RECOMMENDED FOR DISORDERS OF THE
HEAD, CHEST, ABDOMEN, LIVER & KIDNEYS;
Also in Arthritis, Ulcers, Wounds, and all Skin Conditions, being
A DIRECT PURIFIER OF THE BLOOD
and other fluids of the human body.

Many persons have found these Pills of great service both in preventing and relieving Sea-Sickness; and in Warm Climates they are very beneficial in all Bilious Complaints.

Many people have found these pills very helpful for both preventing and relieving motion sickness; and in warm climates, they are quite effective for all types of bilious issues.

WHELPTON'S VEGETABLE STOMACH PILLS
Are particularly suited to Weakly Persons, being exceedingly mild and gradual in their operation, imparting tone and vigour to the Digestive Organs.

WHELPTON'S VEGETABLE STOMACH PILLS
Are especially designed for people who are weak, as they work very gently and slowly, bringing strength and energy to the digestive system.

Sold in boxes, price 7½d., 1s. 1½d., and 2s. 9d., by G. Whelpton & Son, 8 Crane Court, Fleet Street, London, at all Chemists and Medicine Vendors at home and abroad. Sent free by post in the United Kingdom for 8, 14 or 33 stamps.
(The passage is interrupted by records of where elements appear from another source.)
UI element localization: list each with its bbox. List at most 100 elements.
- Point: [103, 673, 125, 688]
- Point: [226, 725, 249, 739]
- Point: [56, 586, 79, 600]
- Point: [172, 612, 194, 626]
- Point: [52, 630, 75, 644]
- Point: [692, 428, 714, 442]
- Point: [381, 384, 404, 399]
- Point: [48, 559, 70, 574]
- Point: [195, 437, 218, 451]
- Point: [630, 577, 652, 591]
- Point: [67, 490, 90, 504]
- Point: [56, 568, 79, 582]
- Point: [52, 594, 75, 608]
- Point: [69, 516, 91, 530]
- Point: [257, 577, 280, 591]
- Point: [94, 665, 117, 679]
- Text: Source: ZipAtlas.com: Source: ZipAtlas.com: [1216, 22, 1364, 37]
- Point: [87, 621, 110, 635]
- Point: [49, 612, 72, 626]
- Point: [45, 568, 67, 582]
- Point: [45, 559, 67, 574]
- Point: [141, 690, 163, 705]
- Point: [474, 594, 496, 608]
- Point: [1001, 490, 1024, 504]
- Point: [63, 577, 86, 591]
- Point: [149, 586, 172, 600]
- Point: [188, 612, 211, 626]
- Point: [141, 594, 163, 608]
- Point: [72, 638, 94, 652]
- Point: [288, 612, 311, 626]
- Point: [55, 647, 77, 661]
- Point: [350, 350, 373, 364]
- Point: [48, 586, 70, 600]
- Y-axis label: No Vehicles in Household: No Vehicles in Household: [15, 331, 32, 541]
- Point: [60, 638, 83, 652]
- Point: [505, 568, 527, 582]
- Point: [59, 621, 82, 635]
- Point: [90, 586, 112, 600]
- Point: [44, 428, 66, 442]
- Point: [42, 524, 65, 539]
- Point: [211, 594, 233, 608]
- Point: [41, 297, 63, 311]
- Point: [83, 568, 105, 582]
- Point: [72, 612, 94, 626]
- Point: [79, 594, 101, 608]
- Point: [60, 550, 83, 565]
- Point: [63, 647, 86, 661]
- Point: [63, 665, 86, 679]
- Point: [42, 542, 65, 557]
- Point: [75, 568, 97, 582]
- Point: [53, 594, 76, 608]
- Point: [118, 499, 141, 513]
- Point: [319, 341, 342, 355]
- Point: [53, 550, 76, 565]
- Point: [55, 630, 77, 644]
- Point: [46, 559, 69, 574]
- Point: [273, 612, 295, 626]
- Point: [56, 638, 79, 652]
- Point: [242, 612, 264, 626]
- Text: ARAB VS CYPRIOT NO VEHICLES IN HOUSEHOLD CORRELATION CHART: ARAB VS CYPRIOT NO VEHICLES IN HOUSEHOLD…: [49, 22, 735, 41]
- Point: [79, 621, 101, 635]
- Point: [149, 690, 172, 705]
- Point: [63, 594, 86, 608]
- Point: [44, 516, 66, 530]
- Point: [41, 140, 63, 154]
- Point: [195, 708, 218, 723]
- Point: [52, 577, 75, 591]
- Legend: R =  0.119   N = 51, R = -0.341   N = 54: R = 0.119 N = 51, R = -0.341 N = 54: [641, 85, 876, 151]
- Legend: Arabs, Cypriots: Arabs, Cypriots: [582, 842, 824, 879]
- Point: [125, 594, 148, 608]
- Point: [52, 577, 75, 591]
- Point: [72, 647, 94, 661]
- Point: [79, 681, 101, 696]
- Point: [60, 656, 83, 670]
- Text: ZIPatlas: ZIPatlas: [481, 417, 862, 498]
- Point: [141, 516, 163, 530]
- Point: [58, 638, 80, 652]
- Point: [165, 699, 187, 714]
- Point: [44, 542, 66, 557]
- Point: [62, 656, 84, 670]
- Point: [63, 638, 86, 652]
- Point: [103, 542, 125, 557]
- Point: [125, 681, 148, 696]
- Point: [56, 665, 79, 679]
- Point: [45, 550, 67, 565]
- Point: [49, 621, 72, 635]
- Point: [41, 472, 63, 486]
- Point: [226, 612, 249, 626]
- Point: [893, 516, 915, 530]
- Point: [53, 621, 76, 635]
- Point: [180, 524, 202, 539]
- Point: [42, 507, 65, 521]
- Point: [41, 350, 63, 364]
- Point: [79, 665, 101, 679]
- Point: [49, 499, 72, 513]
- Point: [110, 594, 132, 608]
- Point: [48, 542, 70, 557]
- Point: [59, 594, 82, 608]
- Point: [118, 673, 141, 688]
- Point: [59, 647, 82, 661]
Sold in boxes, priced at 7½d., 1s. 1½d., and 2s. 9d., by G. Whelpton & Son, 8 Crane Court, Fleet Street, London, available at all pharmacies and medicine vendors both domestically and internationally. Shipped free by mail within the United Kingdom for 8, 14, or 33 stamps.


GOLD MEDALS, EDINBURGH AND LIVERPOOL EXHIBITIONS.
33 PRIZE MEDALS AWARDED TO THE FIRM.

FRY'S
PURE CONCENTRATED
Cocoa

Prepared by a new and special scientific process, securing extreme solubility, and developing the finest flavour of the Cocoa.

Made using a new and unique scientific method that ensures high solubility and enhances the rich flavor of the cocoa.

Soluble—easily digested—affordable.

W. H. R. STANLEY, M.D.—"I consider it a very rich, delicious Cocoa. It is highly Concentrated, and therefore economical as a family food. It is the drink par excellence for children, and gives no trouble in making."

W. H. R. STANLEY, M.D.—"I think it's a wonderfully rich and tasty cocoa. It's very concentrated, making it a budget-friendly family food. It's the perfect drink for kids and is super easy to prepare."

Ask your Grocer for a Sample and copy of Testimonials.

Ask your grocer for a sample and a copy of reviews.

J. S. FRY & SONS, Bristol, London, & Sydney, N.S.W.
MAKERS TO THE QUEEN and PRINCE OF WALES.